Still, Wilson believes the heyday of the group was back in the 1980s.
“Back in the ‘80s there were a lot of protests and people positioning themselves on train tracks to stop the delivery of munitions to the sub base,” he said. “We had to remove them or they would have been killed.”
Sensitive nuclear issues — from Iran’s nuclear movement to the prospect of nuclear “dirty bombs” – and domestic scandals involving nuclear detonators sent to Taiwan and the accidental relocation of nuclear weapons on U.S. soil and have also raised awareness, and skepticism, of America’s nuclear capability. Some members of the group believe more people have clued into the movement in recent years.
“I think the community here right now is going through a real growth spurt with the building’s construction,” Greenwald said. “There are a bunch of individuals involved in different ways and we’ve seen an influx of younger people which is exciting.”
However, Ground Zero is not without it’s critics, who believe the groups tactics are not always productive.
“We all realize (nuclear weapons) are disastrous, as far as physical devastation, but those concerns need to be directed to folks in Washington,” Wilson said. “The folks at Bangor are average military family members who don’t have a lot of say in the implementation of national policy. They follow orders.”
GZ members counter that they want to engage in conversation with those who may be ordered one day to release nuclear weapons on the world.

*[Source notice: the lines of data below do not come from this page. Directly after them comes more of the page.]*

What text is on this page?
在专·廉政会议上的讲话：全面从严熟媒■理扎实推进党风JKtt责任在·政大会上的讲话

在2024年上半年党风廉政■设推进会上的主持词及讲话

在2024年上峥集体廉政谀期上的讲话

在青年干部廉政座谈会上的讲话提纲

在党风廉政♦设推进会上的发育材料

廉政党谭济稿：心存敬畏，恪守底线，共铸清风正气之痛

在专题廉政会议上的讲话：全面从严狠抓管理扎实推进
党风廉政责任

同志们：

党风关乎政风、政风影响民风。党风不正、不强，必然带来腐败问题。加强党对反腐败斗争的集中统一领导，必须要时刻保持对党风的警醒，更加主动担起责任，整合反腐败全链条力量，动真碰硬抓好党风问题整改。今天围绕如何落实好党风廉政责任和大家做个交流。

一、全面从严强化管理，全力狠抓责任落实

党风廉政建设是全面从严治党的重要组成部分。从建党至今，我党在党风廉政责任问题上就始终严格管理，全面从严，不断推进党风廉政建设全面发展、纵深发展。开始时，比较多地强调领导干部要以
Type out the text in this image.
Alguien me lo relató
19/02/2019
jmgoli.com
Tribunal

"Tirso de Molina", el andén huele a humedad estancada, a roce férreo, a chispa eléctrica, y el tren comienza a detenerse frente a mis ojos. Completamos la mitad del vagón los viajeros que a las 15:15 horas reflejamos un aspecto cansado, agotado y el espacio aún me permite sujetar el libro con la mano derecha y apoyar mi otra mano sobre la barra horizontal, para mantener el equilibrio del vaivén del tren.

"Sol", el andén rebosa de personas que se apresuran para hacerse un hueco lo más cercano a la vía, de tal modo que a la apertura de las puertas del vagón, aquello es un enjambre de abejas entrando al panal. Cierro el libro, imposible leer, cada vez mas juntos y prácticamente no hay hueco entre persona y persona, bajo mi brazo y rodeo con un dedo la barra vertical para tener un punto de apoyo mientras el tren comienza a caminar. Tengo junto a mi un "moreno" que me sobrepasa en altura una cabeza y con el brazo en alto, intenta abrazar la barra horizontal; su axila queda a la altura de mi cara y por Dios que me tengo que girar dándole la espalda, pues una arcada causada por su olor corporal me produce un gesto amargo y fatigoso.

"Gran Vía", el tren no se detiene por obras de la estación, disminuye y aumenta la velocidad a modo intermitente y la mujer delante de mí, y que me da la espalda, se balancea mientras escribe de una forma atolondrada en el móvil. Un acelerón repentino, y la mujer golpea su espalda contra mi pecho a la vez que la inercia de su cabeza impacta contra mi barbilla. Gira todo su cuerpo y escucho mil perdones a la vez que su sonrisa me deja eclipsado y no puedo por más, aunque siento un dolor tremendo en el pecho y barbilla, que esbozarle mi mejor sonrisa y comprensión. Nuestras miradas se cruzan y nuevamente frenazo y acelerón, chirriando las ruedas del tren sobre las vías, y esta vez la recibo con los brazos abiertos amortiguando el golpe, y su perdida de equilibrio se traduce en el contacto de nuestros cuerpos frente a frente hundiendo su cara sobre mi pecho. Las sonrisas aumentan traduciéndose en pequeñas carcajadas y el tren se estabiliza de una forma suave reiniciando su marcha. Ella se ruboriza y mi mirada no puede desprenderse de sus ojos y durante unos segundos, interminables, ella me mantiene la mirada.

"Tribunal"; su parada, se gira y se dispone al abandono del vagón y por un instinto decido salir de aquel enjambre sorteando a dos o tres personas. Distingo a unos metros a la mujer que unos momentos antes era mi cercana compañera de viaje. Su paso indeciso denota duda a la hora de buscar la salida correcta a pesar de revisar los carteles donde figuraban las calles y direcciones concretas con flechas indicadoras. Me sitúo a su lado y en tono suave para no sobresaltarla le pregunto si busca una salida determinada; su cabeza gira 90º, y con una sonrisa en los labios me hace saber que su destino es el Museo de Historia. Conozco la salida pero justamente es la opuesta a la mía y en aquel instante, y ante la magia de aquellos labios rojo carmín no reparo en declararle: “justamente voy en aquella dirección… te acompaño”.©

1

GZ also has connections in Washington with pressure groups like Physicians for Social Responsibility, which actively lobby Congress toward the eventual goal of nuclear disarmament.
“We are back in D.C., and there are people actively working there,” Hall said. “This is the local vigil, this is the front line.”
Tom Karlin, a Navy veteran who lives in Tacoma, is one of the volunteers working on tending the front line, sawing wood and mounting braces in the new structure.
Karlin wasn’t a founding member of the group, but has been involved in Ground Zero and resisting nuclear weapons for over 30 years. He is one of a handful of ex-military members who say their experience on both sides of the issues has helped them cultivate a lifelong awareness on the potential devastation that sits a couple hundred yards from the Ground Zero site.
“I was assigned weapons handling details for four years in mid-50s,” Karlin said. “The first Taiwan Strait Crisis, that really scared me – our ship was carrying the bomb. I knew how close we were numerous times, not just during the Cuban Missile Crisis.”
The realization of how close the world had come towards all-out nuclear war inspired Karlin to eventually voice opposition to the U.S. policy on nuclear weapons, which many members see as a violation of the constitution and international law.
“It’s a gradual process, it’s a lifetime process of growing awareness,” he said. “Something was planted deep in my spirit to resisting this, to where now I am a pacifist and don’t support violence any more.”
“We have to resist what is going on behind that fence.”
On Monday, as part of the Martin Luther King Jr. celebration, citizens and members of the Ground Zero group will hold a nonviolent protest at the nuclear arsenal at Bangor. Local vigils also will be held at the Kitsap Fair Grounds. www.gzcenter.org.